I have in these postings written about a relationship among
citizens that exists in an ideal federalist arrangement; that is, of a sense of
partnership. What I have not done is
give this idea much substance other than to express that people in a partnership
see the arrangement as one in which the advancement of one partner is the
advancement of all partners. It follows
the call of the Three Musketeers: one
for all and all for one. Of course, this
is the ideal and, in its truest sense, not a reality that can be achieved in a
society of any size where interests are constantly in competition. Actually, we wouldn’t have it any other
way. Competition in the real world
promotes excellence as one competitor tries, for the sake of earning some
limited resource, to outdo the others so as to win the resource. In business, this is profits, but it can also
include status, recognition, and other rewards.
But even here, an understanding that such competition advances the
common interest can give resulting relations a hue of federation in knowing
that the advancement of the common good advances all citizens even if the short-term
results can be disappointing as one loses a sought-after compensation or other positive
result.
In a way, all this is a bit of irony. Trying to do in your opponent can elicit a
focused attempt to better someone else, but by doing so, the advancement of
society is gained and even the “loser” can benefit by such a turn of
events. Consider the Wright brothers
winning the competition to be the first to fly.
Yes, they won the competition at the expense of their competitors, but I
am sure that their competitors benefitted by living in a world that cracked the
secrets of flying, or at least their children or grandchildren did. The point is that even if one ascribes to a
federalist view of ideal citizen relations, that does not mean one condemns or
even bad-mouths competitive contests among citizens particularly in the realm
of economic activity. What one would
expect is that any associated behaviors in this competition are conducted under
fair rules of engagement – rules that would truly advance the common benefit
and give each competitor the fullest, yet equal, opportunity to win the
competition.
Many values contribute to this ideal; one is trust. Let me explain. To begin with, this language provides
metaphors that are useful in explaining this irony. To an audience “raised” on natural rights
imagery, placing trust as a sort of medium of exchange, one can illustrate
basic relationships. It also allows a
civics teacher to metaphorically speak in market terms; terms that while metaphoric,
are true to what federated expectations are.
I have stated that trust is earned, at least by prudent people. This is the case if one is the dispenser of
it or the receiver of it. Yes, we do
give others the benefit of the doubt in most social and economic transactions –
one can probably add political to this list – but if the stakes become at all
meaningful, one is dealing with a level of trust that has to be felt and such
levels should only prudently be extended to those who by their past behaviors
have demonstrated trustworthiness. As an
earned quality, one is dealing with a level of morality or goodness by some
shared standard. Even among thieves, one
hears about a code of “honor among thieves.”

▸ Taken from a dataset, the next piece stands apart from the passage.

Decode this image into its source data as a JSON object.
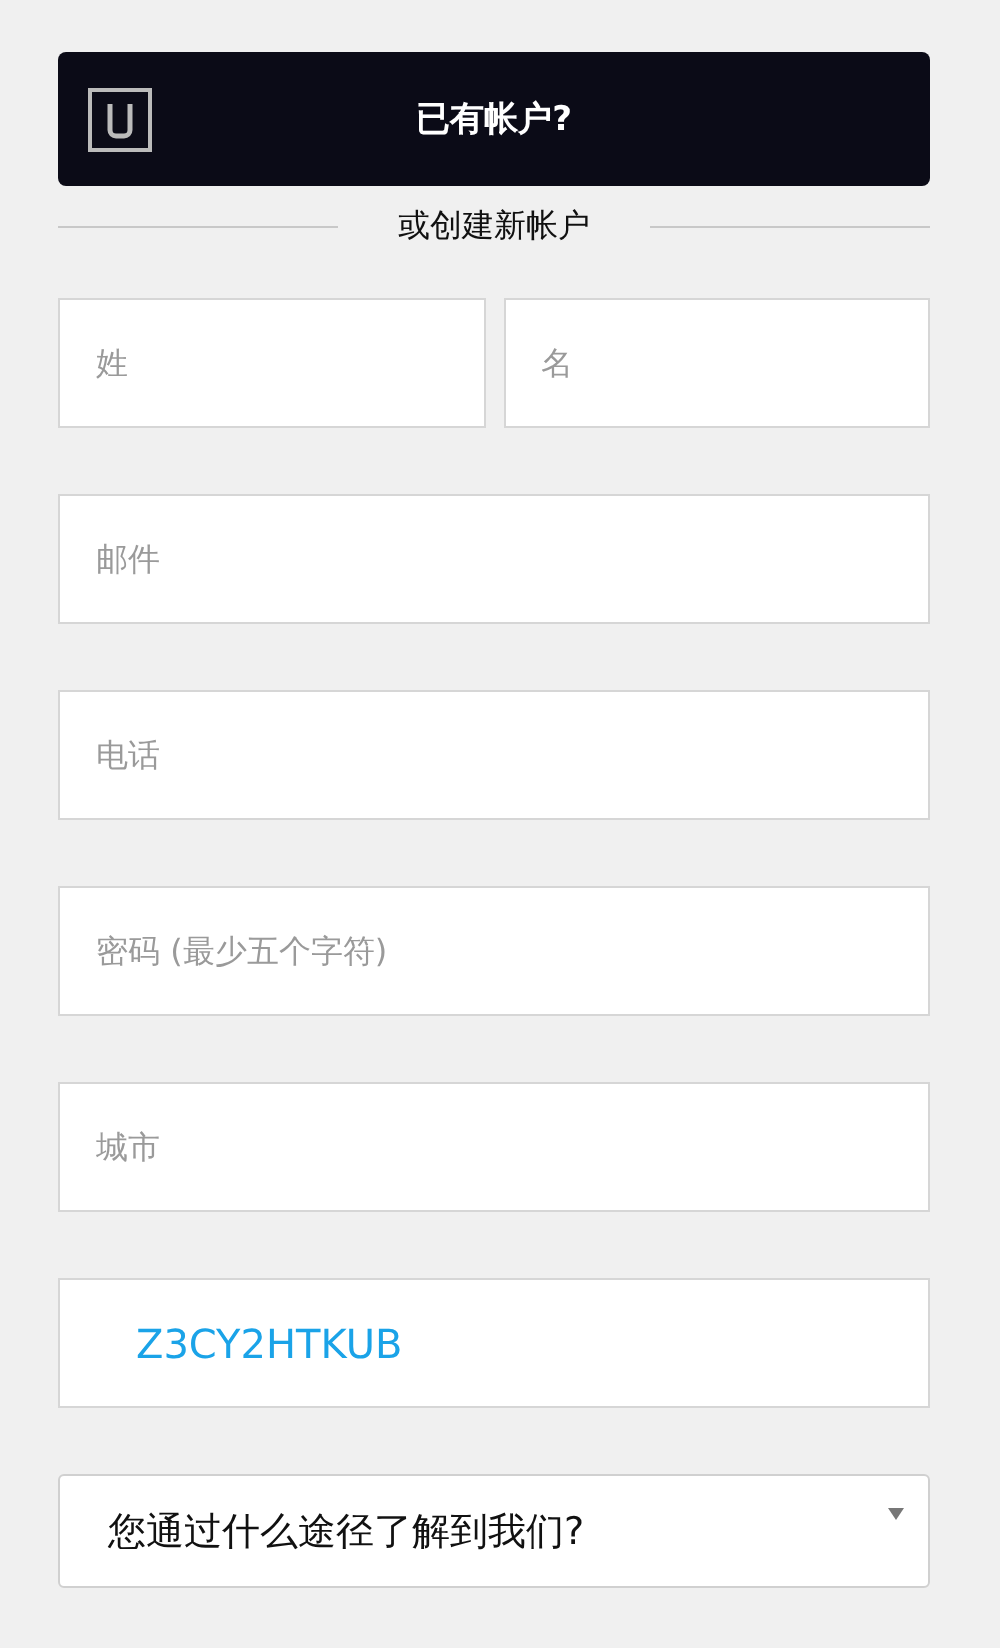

So, the first relevant metaphor is one of accounting.
Trust, in this view, represents moral credit, an asset not
yet earned, per se. Using George Lakoff’’s description of this
relation (as I did in a posting from last May, Due Sentimentality):
When
you do something good for someone, you give something of positive value to him
[or her] and what you get in exchange is “credit.” Credit for acting morally can
accumulate. It is a form of capital. …
To
place your trust in someone morally is to give him [or her] advance moral
credit, credit he [or she] will repay you by acting morally. If someone that you place your trust in acts
very immorally, then you “lose trust” in him [or her], that is, you lose the
moral credit that you gave him [or her] in advance as prepayment for acting
morally. He [or she] is “discredited”
and “morally bankrupt.” “Trust” is a
prepayment of moral credit for future moral action. But in general, people do not trust just
anyone. To be trusted, a person has to
“build trust,” to establish a history of being trustworthy, a moral credit
rating.[1]
And with this basic understanding of trust, we have the
introduction of justice, at least from this angle of “exchange.” Justice can be seen as those developments in
which moral accounts are settled, as in people getting what they deserve and in
the process cancelling moral debts.
Lakoff points to the idea Martin Luther King used in his
March on Washington speech when he claimed that the blacks who were marching in
Washington to “cash a check” and that
within the history of our nation, the African-American race had not been
treated with justice in this basic exchange of trust between blacks and the
nation. What is the exchange? As stated by a Supreme Court justice, the
exchange is implicit with citizenry: allegiance
as expressed by performing one’s duties as a citizen – a partner – for the
protection of one’s rights as a citizen.
Rights are categorized as being of several types, e. g., life, liberty,
property, but also the right to participate in the collective decision-making
processes of the polity among other rights.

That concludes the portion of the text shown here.